Yes, we New Yorkers pay the 8.875 percent sales tax on "prepared sandwiches," and that includes bagels that have been buttered, schmeared, or otherwise assembled into tasty, time-honored creations.
According to a press release from Philadelphia Cream Cheese (parent company: Kraft Heinz Company) and New York City's H&H Bagels, the companies joined forces to "address the New York bagel tax head-on." That is: by injecting bagels with cream cheese to avoid any "preparation."
Thus, the "Tax-Free Bagel" was born. On Monday morning, we traveled to the H&H Bagels location at Moynihan Station to sample one.
H&H Bagels at Moynihan Station has the bagel prominently featured. (Hell Gate)
After being informed that the only available variety was cinnamon raisin ("People have been buying them like crazy," the clerk told us, presumably talking about travelers en route home to faraway distant lands, and not humans who know and understand how decent bagels are supposed to taste), we paid our $1.90 (no tax!) and waited a few minutes for the bagel to be toasted.

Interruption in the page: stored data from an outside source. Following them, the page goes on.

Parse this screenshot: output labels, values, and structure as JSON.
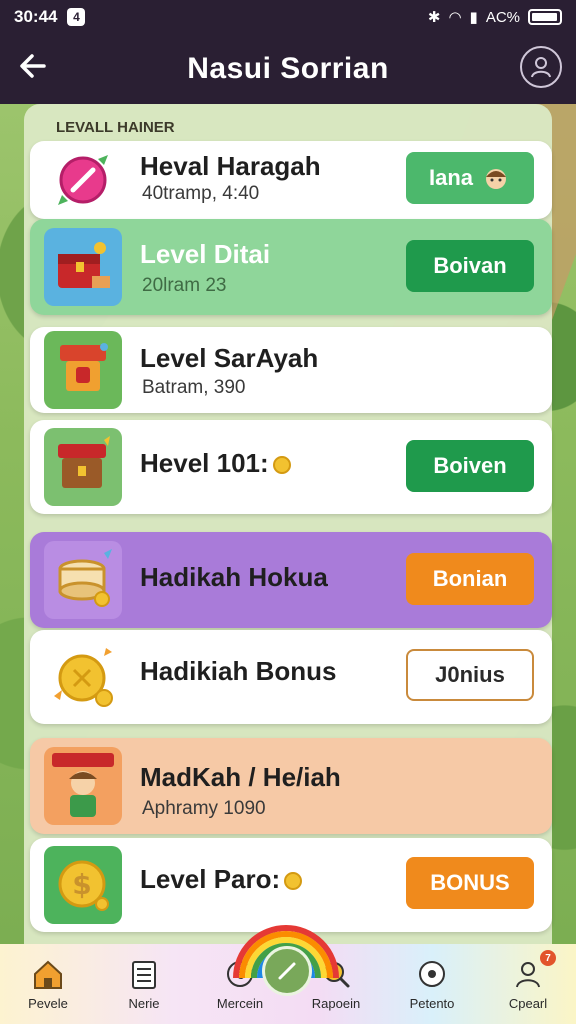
{
  "status_bar": {
    "time": "30:44",
    "notif": "4",
    "right_text": "AC%"
  },
  "header": {
    "title": "Nasui Sorrian"
  },
  "section_label": "LEVALL HAINER",
  "cards": [
    {
      "title": "Heval Haragah",
      "subtitle": "40tramp, 4:40",
      "button": "Iana",
      "bg": "#ffffff",
      "btn_color": "#4cb86c"
    },
    {
      "title": "Level Ditai",
      "subtitle": "20lram 23",
      "button": "Boivan",
      "bg": "#8fd69a",
      "btn_color": "#1f9a4c"
    },
    {
      "title": "Level SarAyah",
      "subtitle": "Batram, 390",
      "button": "",
      "bg": "#ffffff",
      "btn_color": ""
    },
    {
      "title": "Hevel 101:",
      "subtitle": "",
      "button": "Boiven",
      "bg": "#ffffff",
      "btn_color": "#1f9a4c"
    },
    {
      "title": "Hadikah Hokua",
      "subtitle": "",
      "button": "Bonian",
      "bg": "#a97bd9",
      "btn_color": "#f08a1c"
    },
    {
      "title": "Hadikiah Bonus",
      "subtitle": "",
      "button": "J0nius",
      "bg": "#ffffff",
      "btn_color": ""
    },
    {
      "title": "MadKah / He/iah",
      "subtitle": "Aphramy 1090",
      "button": "",
      "bg": "#f6c9a6",
      "btn_color": ""
    },
    {
      "title": "Level Paro:",
      "subtitle": "",
      "button": "BONUS",
      "bg": "#ffffff",
      "btn_color": "#f08a1c"
    }
  ],
  "nav": [
    {
      "label": "Pevele",
      "icon": "home-icon"
    },
    {
      "label": "Nerie",
      "icon": "list-icon"
    },
    {
      "label": "Mercein",
      "icon": "coin-icon"
    },
    {
      "label": "Rapoein",
      "icon": "search-icon"
    },
    {
      "label": "Petento",
      "icon": "face-icon"
    },
    {
      "label": "Cpearl",
      "icon": "user-icon"
    }
  ],
  "nav_badge": "7"
}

The first thing to note about the Tax-Free Bagel is its unnervingly supple (spineless?) carriage. There is no pleasant crust, no toothsome bite to this bagel, just a kind of doughy waterbed texture. This bagel pulses with the blood of cream cheese, and the knowledge that God is dead.

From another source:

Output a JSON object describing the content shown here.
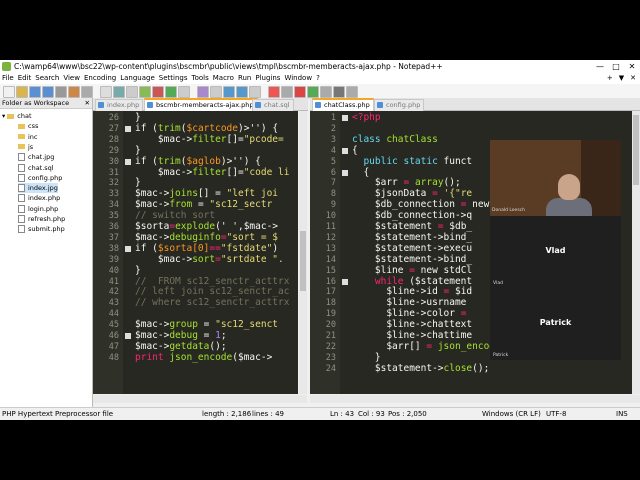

After a few bites, the cool cream cheese contrasted unfavorably with the barely warm bagel. This may have been an unfortunate side effect of the cinnamon raisin flavor, but the cream cheese itself lacked the necessary and familiar sour tang. Instead, it was sweet and overly whipped, giving this bagel the overall taste profile of a sweet pastry. We couldn't finish it.
(Hell Gate)
The Tax-Free Bagel is only available through tomorrow, which is Tax Day. But the truth is that anyone who orders one of these is going to pay a heavy tax, levied squarely on their dignity.